The Peace of Wild Things

When despair for the world grows in me
and I wake in the night at the least sound
in fear of what my life and my children's lives may be,
I go and lie down where the wood drake
rests in his beauty on the water, and the great heron feeds.
I come into the peace of wild things
who do not tax their lives with the forethought
of grief. I come into the presence of still water.
And I feel above me the day-blind stars
waiting with their light. For a time
I rest in the grace of the world, and am free.

-Wendell Berry

























Wednesday, December 5, 2012

Perception

True dialogue:
Me: "Husband, will you get me 2 bay leaves?"
Husband proceeds outside to Bay Leaf Tree.
Youngest daughter: "Oh. I thought you just asked Dad to get you 2 babies!"
Me: "Yep. From the Baby Tree."


Something came to me when standing outside at 4:40am in North Carolina last week.  Actually more than one thing. First, the moon casts shadows. Second, fireflies are still up and about in 28 degrees in December. Third, that sound could very well be a bear. Fourth, you think you understand what you are seeing, but it strikes you as so far out of expected visions that you doubt the very fact that you are even awake.

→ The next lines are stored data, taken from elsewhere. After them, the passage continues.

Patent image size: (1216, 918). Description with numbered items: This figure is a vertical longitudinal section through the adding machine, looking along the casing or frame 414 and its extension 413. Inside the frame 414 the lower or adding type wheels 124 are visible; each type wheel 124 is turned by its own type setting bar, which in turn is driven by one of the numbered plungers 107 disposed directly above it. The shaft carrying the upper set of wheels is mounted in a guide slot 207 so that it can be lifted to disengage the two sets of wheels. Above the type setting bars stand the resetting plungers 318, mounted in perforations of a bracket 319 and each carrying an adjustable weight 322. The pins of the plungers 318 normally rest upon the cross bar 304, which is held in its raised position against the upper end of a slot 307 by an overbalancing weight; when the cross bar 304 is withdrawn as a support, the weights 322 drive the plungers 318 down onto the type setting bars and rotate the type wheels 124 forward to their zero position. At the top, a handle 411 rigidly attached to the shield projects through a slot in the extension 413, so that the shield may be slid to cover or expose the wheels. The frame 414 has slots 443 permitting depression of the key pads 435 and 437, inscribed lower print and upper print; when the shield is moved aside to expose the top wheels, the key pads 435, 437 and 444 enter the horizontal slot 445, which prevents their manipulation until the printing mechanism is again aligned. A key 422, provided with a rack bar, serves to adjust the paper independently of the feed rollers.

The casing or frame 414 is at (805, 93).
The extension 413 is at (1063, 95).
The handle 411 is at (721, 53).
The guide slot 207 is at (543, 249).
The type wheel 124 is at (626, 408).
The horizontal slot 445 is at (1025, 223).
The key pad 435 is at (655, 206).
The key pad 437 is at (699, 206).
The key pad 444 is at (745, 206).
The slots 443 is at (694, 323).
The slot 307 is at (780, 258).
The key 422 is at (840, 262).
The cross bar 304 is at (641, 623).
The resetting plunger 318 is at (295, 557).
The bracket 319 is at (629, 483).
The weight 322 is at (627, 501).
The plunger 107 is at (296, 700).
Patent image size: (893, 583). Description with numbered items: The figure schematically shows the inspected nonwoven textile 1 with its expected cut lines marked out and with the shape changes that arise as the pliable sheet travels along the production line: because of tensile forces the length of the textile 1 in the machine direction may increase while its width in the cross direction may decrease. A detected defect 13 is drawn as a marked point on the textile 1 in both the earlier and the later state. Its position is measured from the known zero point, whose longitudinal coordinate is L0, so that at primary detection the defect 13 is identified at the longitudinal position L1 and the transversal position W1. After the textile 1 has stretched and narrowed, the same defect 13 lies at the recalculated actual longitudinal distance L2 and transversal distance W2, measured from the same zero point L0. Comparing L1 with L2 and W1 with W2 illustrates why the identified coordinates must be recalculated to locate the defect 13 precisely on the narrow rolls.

Moon, Planet and Trees, Asheville, December 2012


Today when I started running, I once again felt like I was weighed down with lead. I was listening to a podcast and it was not raining. My Garmin was taunting me and I was both pissed off and content. Pissed off at how easy it was in the not so distant past to run a sub 7 minute mile while training. Content because I was, after all, running.

Somewhere around 0.85 miles I kicked it up a notch. Still not exactly flying but I came up behind a guy at least 15 years my minor and he was nonplussed by this old lady passing him. Just me, Ira Glass and a week's vacation under my proverbial belt. "Whoa. You're fast." said young guy. "Oh! You too." said I. See ya', sucker.

Perception is just that. He perceived me as fast but put my kid and her Cross Country team next to me and I would look kind of adorably middle aged. And have you ever seen a whole forest of trees cast moon shadows? With fireflies? In December?

While walking in the Congaree National Forest last week, leaves rained down in a percussive cacophony accented with what were either tree frogs or crickets or both and I just could not close my mouth for the very surprise of it all. Thankfully autumn in South Carolina does not produce large quantities of mosquitoes and other such things that may find my gaping mouth a fine place to seek shelter.

Six other things I perceived this week:
1) Good friends are NOT to be sneezed at. Especially those that have known you since age 5 or age 19 or have seen you cry when a patient dies or have driven with you through the night with a car-full of teenagers or who know that your Dad was very funny or who understand you are broken but seem to love you just the same.
2) Professional success is in the eyes of the beholder and might involve a lot of accolades, but a job is nice to have and mainly because it feeds you and your family.
3) Not everyone in North and South Carolina is a member of the Tea Party.
4) Shrimp and Grits. For real?
5) It is about time to get a Christmas tree.
6) It is time and time past to scale back at work. Also, I signed up for the San Francisco Marathon. Mary made me do it. See that part about "good friends" above.

My Dad told me on his death bed (no, really. true): "Make the world a better place than how you found it."

Still working on that one, but I would say it is a pretty nice place already.